CHECK HERE WEEKLY FOR UPCOMING POSTS ON:

BIKING WITH A GROUP
SWIMMING
TRYING ON A WETSUIT FOR THE FIRST TIME

(NOT NECESSARILY IN THAT ORDER)



Sunday, December 26, 2010

Perfecting the Dismount

Ok, so typically one would save the term dismount for the pommel horse, the rings, or other gymnastic feats.  But, you'd be amazed at how a relatively simple task such as getting off a bike can be embellished.  If you've been following my posts, you know that one way to stop is by crashing.  The more popular method for me in the early days of biking, in order to avoid said crashing, quickly became bailing.  This is a very complex maneuver that, with a little practice, can be completed in ten easy steps.  (It's putting them all together that takes a little perseverance.)

Step 1:  Notice upcoming obstacle.




Step 2:  Hyper-focus on obstacle by initiating tunnel vision.

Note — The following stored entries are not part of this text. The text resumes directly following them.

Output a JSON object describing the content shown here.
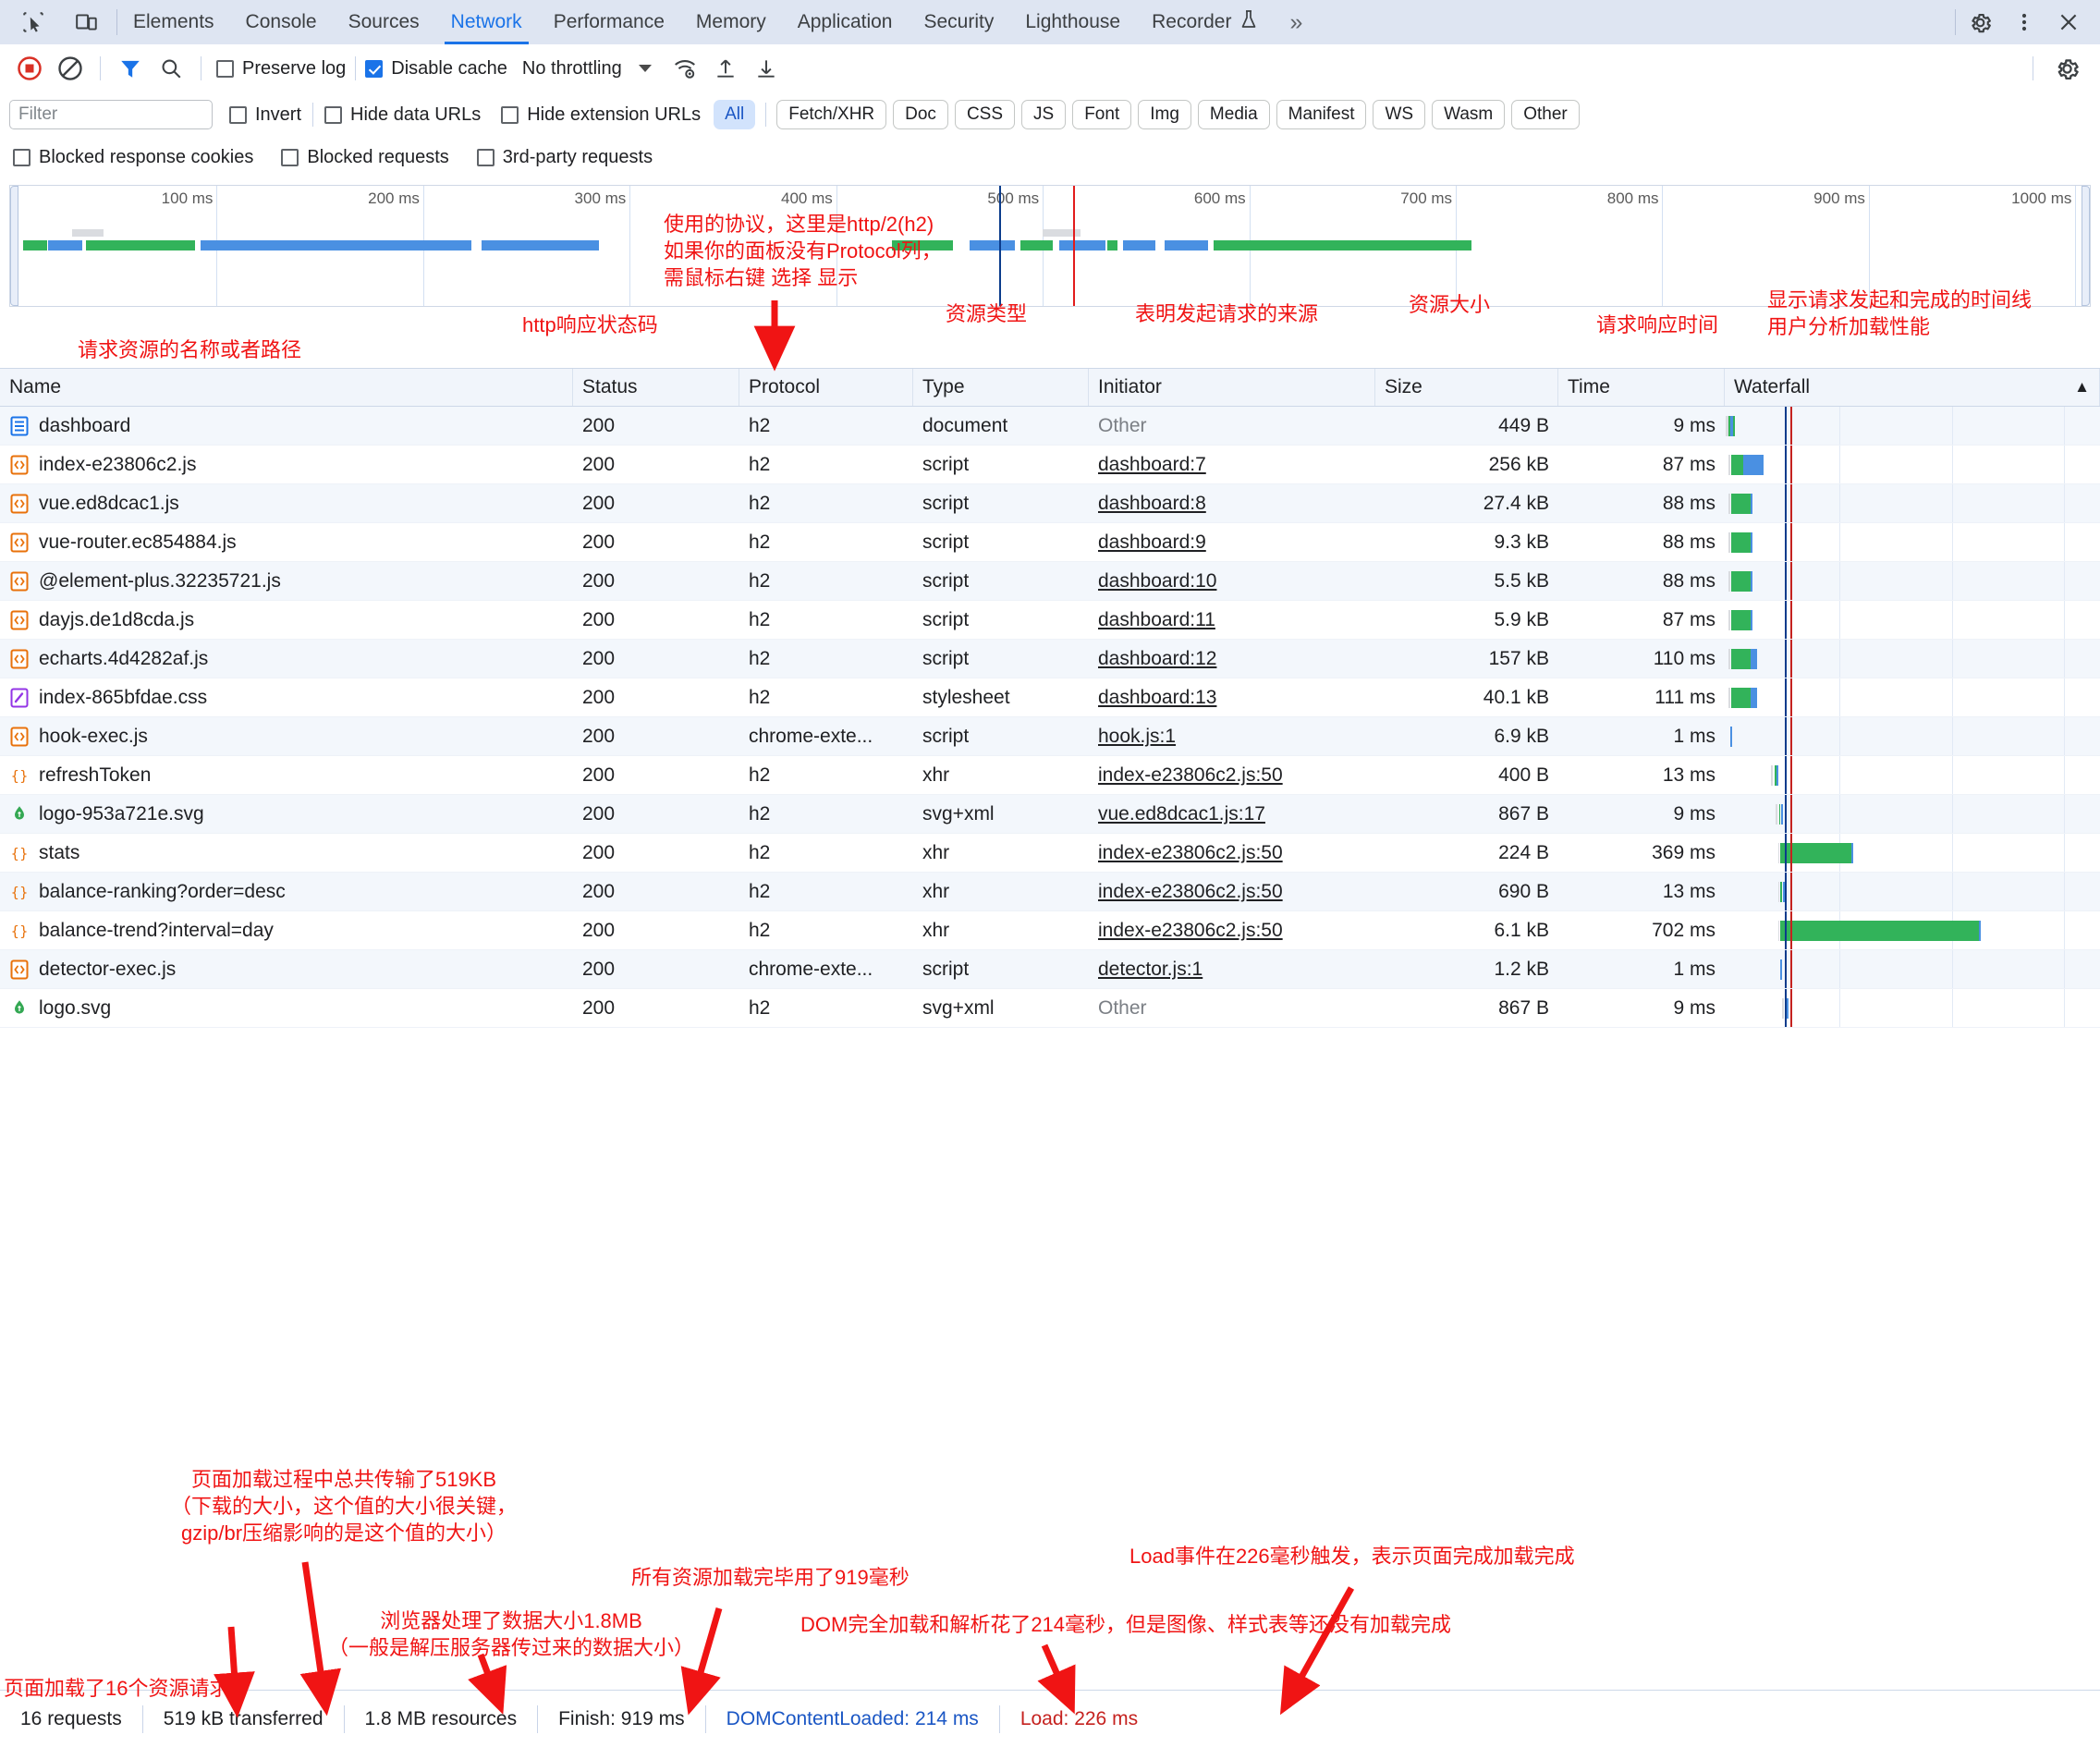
{
  "devtools": {
    "tabs": [
      {
        "label": "Elements",
        "active": false
      },
      {
        "label": "Console",
        "active": false
      },
      {
        "label": "Sources",
        "active": false
      },
      {
        "label": "Network",
        "active": true
      },
      {
        "label": "Performance",
        "active": false
      },
      {
        "label": "Memory",
        "active": false
      },
      {
        "label": "Application",
        "active": false
      },
      {
        "label": "Security",
        "active": false
      },
      {
        "label": "Lighthouse",
        "active": false
      },
      {
        "label": "Recorder",
        "active": false
      }
    ],
    "more_tabs_label": "»",
    "icons": {
      "inspect": "inspect-element-icon",
      "device": "device-toolbar-icon",
      "settings": "gear-icon",
      "menu": "kebab-menu-icon",
      "close": "close-icon",
      "beaker": "beaker-icon"
    }
  },
  "toolbar": {
    "record_label": "record-stop-icon",
    "clear_label": "clear-icon",
    "filter_label": "filter-icon",
    "search_label": "search-icon",
    "preserve_log": {
      "label": "Preserve log",
      "checked": false
    },
    "disable_cache": {
      "label": "Disable cache",
      "checked": true
    },
    "throttling": "No throttling",
    "import_label": "import-har-icon",
    "export_label": "export-har-icon",
    "wifi_label": "network-conditions-icon",
    "settings_label": "gear-icon"
  },
  "filters": {
    "placeholder": "Filter",
    "invert": {
      "label": "Invert",
      "checked": false
    },
    "hide_data_urls": {
      "label": "Hide data URLs",
      "checked": false
    },
    "hide_extension_urls": {
      "label": "Hide extension URLs",
      "checked": false
    },
    "types": [
      "All",
      "Fetch/XHR",
      "Doc",
      "CSS",
      "JS",
      "Font",
      "Img",
      "Media",
      "Manifest",
      "WS",
      "Wasm",
      "Other"
    ],
    "active_type": "All",
    "blocked_response_cookies": {
      "label": "Blocked response cookies",
      "checked": false
    },
    "blocked_requests": {
      "label": "Blocked requests",
      "checked": false
    },
    "third_party_requests": {
      "label": "3rd-party requests",
      "checked": false
    }
  },
  "overview": {
    "ticks": [
      "100 ms",
      "200 ms",
      "300 ms",
      "400 ms",
      "500 ms",
      "600 ms",
      "700 ms",
      "800 ms",
      "900 ms",
      "1000 ms"
    ]
  },
  "table": {
    "columns": [
      "Name",
      "Status",
      "Protocol",
      "Type",
      "Initiator",
      "Size",
      "Time",
      "Waterfall"
    ],
    "sort_indicator": "▲",
    "rows": [
      {
        "icon": "document-icon",
        "name": "dashboard",
        "status": "200",
        "protocol": "h2",
        "type": "document",
        "initiator": "Other",
        "initiator_link": false,
        "size": "449 B",
        "time": "9 ms"
      },
      {
        "icon": "script-icon",
        "name": "index-e23806c2.js",
        "status": "200",
        "protocol": "h2",
        "type": "script",
        "initiator": "dashboard:7",
        "initiator_link": true,
        "size": "256 kB",
        "time": "87 ms"
      },
      {
        "icon": "script-icon",
        "name": "vue.ed8dcac1.js",
        "status": "200",
        "protocol": "h2",
        "type": "script",
        "initiator": "dashboard:8",
        "initiator_link": true,
        "size": "27.4 kB",
        "time": "88 ms"
      },
      {
        "icon": "script-icon",
        "name": "vue-router.ec854884.js",
        "status": "200",
        "protocol": "h2",
        "type": "script",
        "initiator": "dashboard:9",
        "initiator_link": true,
        "size": "9.3 kB",
        "time": "88 ms"
      },
      {
        "icon": "script-icon",
        "name": "@element-plus.32235721.js",
        "status": "200",
        "protocol": "h2",
        "type": "script",
        "initiator": "dashboard:10",
        "initiator_link": true,
        "size": "5.5 kB",
        "time": "88 ms"
      },
      {
        "icon": "script-icon",
        "name": "dayjs.de1d8cda.js",
        "status": "200",
        "protocol": "h2",
        "type": "script",
        "initiator": "dashboard:11",
        "initiator_link": true,
        "size": "5.9 kB",
        "time": "87 ms"
      },
      {
        "icon": "script-icon",
        "name": "echarts.4d4282af.js",
        "status": "200",
        "protocol": "h2",
        "type": "script",
        "initiator": "dashboard:12",
        "initiator_link": true,
        "size": "157 kB",
        "time": "110 ms"
      },
      {
        "icon": "stylesheet-icon",
        "name": "index-865bfdae.css",
        "status": "200",
        "protocol": "h2",
        "type": "stylesheet",
        "initiator": "dashboard:13",
        "initiator_link": true,
        "size": "40.1 kB",
        "time": "111 ms"
      },
      {
        "icon": "script-icon",
        "name": "hook-exec.js",
        "status": "200",
        "protocol": "chrome-exte...",
        "type": "script",
        "initiator": "hook.js:1",
        "initiator_link": true,
        "size": "6.9 kB",
        "time": "1 ms"
      },
      {
        "icon": "xhr-icon",
        "name": "refreshToken",
        "status": "200",
        "protocol": "h2",
        "type": "xhr",
        "initiator": "index-e23806c2.js:50",
        "initiator_link": true,
        "size": "400 B",
        "time": "13 ms"
      },
      {
        "icon": "image-icon",
        "name": "logo-953a721e.svg",
        "status": "200",
        "protocol": "h2",
        "type": "svg+xml",
        "initiator": "vue.ed8dcac1.js:17",
        "initiator_link": true,
        "size": "867 B",
        "time": "9 ms"
      },
      {
        "icon": "xhr-icon",
        "name": "stats",
        "status": "200",
        "protocol": "h2",
        "type": "xhr",
        "initiator": "index-e23806c2.js:50",
        "initiator_link": true,
        "size": "224 B",
        "time": "369 ms"
      },
      {
        "icon": "xhr-icon",
        "name": "balance-ranking?order=desc",
        "status": "200",
        "protocol": "h2",
        "type": "xhr",
        "initiator": "index-e23806c2.js:50",
        "initiator_link": true,
        "size": "690 B",
        "time": "13 ms"
      },
      {
        "icon": "xhr-icon",
        "name": "balance-trend?interval=day",
        "status": "200",
        "protocol": "h2",
        "type": "xhr",
        "initiator": "index-e23806c2.js:50",
        "initiator_link": true,
        "size": "6.1 kB",
        "time": "702 ms"
      },
      {
        "icon": "script-icon",
        "name": "detector-exec.js",
        "status": "200",
        "protocol": "chrome-exte...",
        "type": "script",
        "initiator": "detector.js:1",
        "initiator_link": true,
        "size": "1.2 kB",
        "time": "1 ms"
      },
      {
        "icon": "image-icon",
        "name": "logo.svg",
        "status": "200",
        "protocol": "h2",
        "type": "svg+xml",
        "initiator": "Other",
        "initiator_link": false,
        "size": "867 B",
        "time": "9 ms"
      }
    ]
  },
  "statusbar": {
    "requests": "16 requests",
    "transferred": "519 kB transferred",
    "resources": "1.8 MB resources",
    "finish": "Finish: 919 ms",
    "dcl": "DOMContentLoaded: 214 ms",
    "load": "Load: 226 ms"
  },
  "annotations": {
    "name_col": "请求资源的名称或者路径",
    "status_col": "http响应状态码",
    "protocol_col": "使用的协议，这里是http/2(h2)\n如果你的面板没有Protocol列，\n需鼠标右键 选择 显示",
    "type_col": "资源类型",
    "initiator_col": "表明发起请求的来源",
    "size_col": "资源大小",
    "time_col": "请求响应时间",
    "waterfall_col": "显示请求发起和完成的时间线\n用户分析加载性能",
    "requests_note": "页面加载了16个资源请求",
    "transferred_note": "页面加载过程中总共传输了519KB\n（下载的大小，这个值的大小很关键，\ngzip/br压缩影响的是这个值的大小）",
    "resources_note": "浏览器处理了数据大小1.8MB\n（一般是解压服务器传过来的数据大小）",
    "finish_note": "所有资源加载完毕用了919毫秒",
    "dcl_note": "DOM完全加载和解析花了214毫秒，但是图像、样式表等还没有加载完成",
    "load_note": "Load事件在226毫秒触发，表示页面完成加载完成"
  },
  "colors": {
    "accent": "#1a73e8",
    "annotation": "#f01414",
    "wait": "#32b35a",
    "download": "#4a90e2",
    "dcl_line": "#0b3c8c",
    "load_line": "#c5221f"
  },
  "waterfall": {
    "dcl_x_pct": 16.0,
    "load_x_pct": 17.4,
    "bars": [
      {
        "queue": [
          0.3,
          0.6
        ],
        "wait": [
          1.0,
          1.6
        ],
        "dl": [
          1.6,
          0.5
        ]
      },
      {
        "queue": [
          1.0,
          0.5
        ],
        "wait": [
          1.8,
          3.2
        ],
        "dl": [
          5.0,
          5.4
        ]
      },
      {
        "queue": [
          1.0,
          0.5
        ],
        "wait": [
          1.8,
          5.0
        ],
        "dl": [
          6.8,
          0.7
        ]
      },
      {
        "queue": [
          1.0,
          0.5
        ],
        "wait": [
          1.8,
          5.0
        ],
        "dl": [
          6.8,
          0.7
        ]
      },
      {
        "queue": [
          1.0,
          0.5
        ],
        "wait": [
          1.8,
          5.2
        ],
        "dl": [
          7.0,
          0.5
        ]
      },
      {
        "queue": [
          1.0,
          0.5
        ],
        "wait": [
          1.8,
          5.0
        ],
        "dl": [
          6.8,
          0.7
        ]
      },
      {
        "queue": [
          1.0,
          0.5
        ],
        "wait": [
          1.8,
          5.2
        ],
        "dl": [
          7.0,
          1.6
        ]
      },
      {
        "queue": [
          1.0,
          0.5
        ],
        "wait": [
          1.8,
          5.2
        ],
        "dl": [
          7.0,
          1.6
        ]
      },
      {
        "queue": null,
        "wait": null,
        "dl": [
          1.5,
          0.5
        ]
      },
      {
        "queue": [
          12.4,
          0.4
        ],
        "wait": [
          13.2,
          0.7
        ],
        "dl": [
          13.9,
          0.4
        ]
      },
      {
        "queue": [
          13.6,
          0.4
        ],
        "wait": [
          14.5,
          0.3
        ],
        "dl": [
          15.0,
          0.5
        ]
      },
      {
        "queue": [
          14.2,
          0.3
        ],
        "wait": [
          14.8,
          19.0
        ],
        "dl": [
          33.8,
          0.5
        ]
      },
      {
        "queue": [
          14.2,
          0.3
        ],
        "wait": [
          14.8,
          0.5
        ],
        "dl": [
          15.4,
          0.5
        ]
      },
      {
        "queue": [
          14.2,
          0.3
        ],
        "wait": [
          14.8,
          53.0
        ],
        "dl": [
          67.8,
          0.5
        ]
      },
      {
        "queue": null,
        "wait": null,
        "dl": [
          14.9,
          0.4
        ]
      },
      {
        "queue": [
          15.3,
          0.3
        ],
        "wait": [
          15.9,
          0.5
        ],
        "dl": [
          16.5,
          0.5
        ]
      }
    ]
  }
}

Step 3:  At approximately 10 feet from obstacle, recall that you have brakes.





Step 4:  At approximately 5 feet from obstacle, begin to apply said brakes.





Step 5:  Upon realizing that you cannot change the laws of physics and/or the space-time continuum,





make a snap-decision to bail.





Here is where it gets a bit tricky, so don't feel bad if you don't get it right on the first try.

Step 6:  Levitate.


Step 7:  Push firmly on the handlebars in order to shove the bike out from under you.


Step 8:  *Gracefully* launch your legs over to one side and prepare to run, thus absorbing the residual propulsive energy you had while still on the bike.



Step 9:  Go retrieve the bike and scrape off the dirt and clumps of grass.


Step 10 (Optional):  Take a bow.  Go ahead...you've earned it after all.